Adriana Di Colandrea durante la trasmissione televisiva "I fatti vostri" di Rai Due, una puntata sul tema “Donne e maltrattamenti”

BACOLI – «Ancora vivo quei momenti con paura, è un trauma che non si supera e che mi ha lacerato dal di dentro», con voce rotta Adriana Di Colandrea, originaria di Bacoli, ricorda i suoi dieci anni di terrore vissuti con il marito violento, Pasquale Lucci. Ora quegli attimi, mai dimenticati, sono tornati ben presenti nella mente della donna dopo la sentenza di appello che ha condannato l’ex coniuge a sei anni per violenza sessuale e maltrattamenti.  

UNA VIOLENZA SENZA FINE – Una storia terribile, di una violenza inaudita, che ha radici lontane. Tutto è iniziato nel 1994 quando a soli 19 anni Adriana sposa quest’uomo più grande di lei di 13 anni. I primi tempi li vive lontano dai suoi a Roma, innamorata e fiduciosa dell’amore, della famiglia e della vita, la donna si rende subito conto di essere in un incubo. Le botte, i maltrattamenti, le offese, le minacce di morte sono senza fine, dovunque, a qualsiasi ora, anche nel cuore della notte. «Ricordo una volta andai a letto senza lavarmi i denti – dice Di Colandrea – subito mi chiese con tono minaccioso se l’avessi fatto, risposi con paura di sì ma non mi credette mi mise le mani alla gola e mi colpì con un pugno in piena faccia. Un’altra volta le botte iniziarono dalle prime ore del mattino, erano le 5, dormivo nel letto con mio figlio, mi venne a svegliare con calci e pugni nell’addome, percosse continuate in cucina dove mi sbattè più volte la testa contro le mattonelle, contro il tavolo, persi conoscenza ma nemmeno allora si fermò, schiacciandomi la testa sotto ai suoi piedi ripetutamente».

FRATTURA DELLE OSSA – Abusi e atti di violenza continui, senza sosta in più e diverse occasioni, un pugno in faccia le ha provocato la frattura delle ossa nasali, dopo la quale dovette subire anche un delicato intervento chirurgico a causa delle riscontrate difficoltà respiratorie. Nel 2001 uscita dall’ospedale va a Napoli dai suoi anziani genitori, portando con sé il figlio di 4 anni. Solo sei mesi è durata la “fuga” poi ritorna insieme al marito per altri due anni.
Ma le violenze non finiscono: oggetti lanciati addosso con forza, sedie, un posacenere di cristallo, coltelli puntati alla gola e alla pancia, fino ad arrivare ad orinarle addosso.
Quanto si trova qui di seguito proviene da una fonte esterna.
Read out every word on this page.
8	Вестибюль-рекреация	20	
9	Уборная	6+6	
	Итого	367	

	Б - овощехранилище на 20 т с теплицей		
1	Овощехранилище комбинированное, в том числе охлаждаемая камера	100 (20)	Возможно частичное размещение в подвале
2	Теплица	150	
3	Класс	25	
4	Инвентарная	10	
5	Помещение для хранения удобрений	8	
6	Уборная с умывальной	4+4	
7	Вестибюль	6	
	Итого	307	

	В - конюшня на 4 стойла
Gli abusi avvenivano anche davanti agli occhi atterriti del figlio, ora 16enne. Proprio per tutelare lui la donna ha deciso, con coraggio e convinzione, nel 2004 di denunciarlo. «Non volevo togliere a mio figlio il padre, credevo sempre che sarebbe cambiato – aggiunge – che le botte sarebbero finite, ma non è stato così».

IL PROCESSO E LA CONDANNA – Nel 2007 inizia il processo davanti al tribunale di Roma. Il processo penale a carico del marito violento, in otto udienze, si conclude il 30 settembre 2011, con la condanna a due anni per maltrattamenti con pena sospesa. Ora arriva la sentenza d’Appello, sono sei gli anni da scontare per violenza sessuale e maltrattamenti, condannato anche all’interdizione perpetua dai pubblici uffici nonché al risarcimento del danno e alle spese processuali. «Giutizia è fatta – spiega l’avvocato difensore Procolo Ascolese – i giudici della Corte d’Appello di Roma hanno accolto la nostra tesi secondo la quale il reato di violenza sessuale si configura anche quando il dissenso da parte della coniuge-vittima non sia manifestato chiaramente, questo perché quando il fatto si verifica in una situazione di continui maltrattamenti e violenze, il dissenso è implicito».

UN PASSATO CHE NON SI DIMENTICA – Adriana oggi ha 38 anni e reca con sé cicatrici indelebili: «Ho pensato più volte al suicidio, sono stata aiutata da psicologi, ma bisogna prendere coscienza di ciò che si sta subendo e avere la forza di reagire e denunciare, è l’unico modo per ritornare a vivere».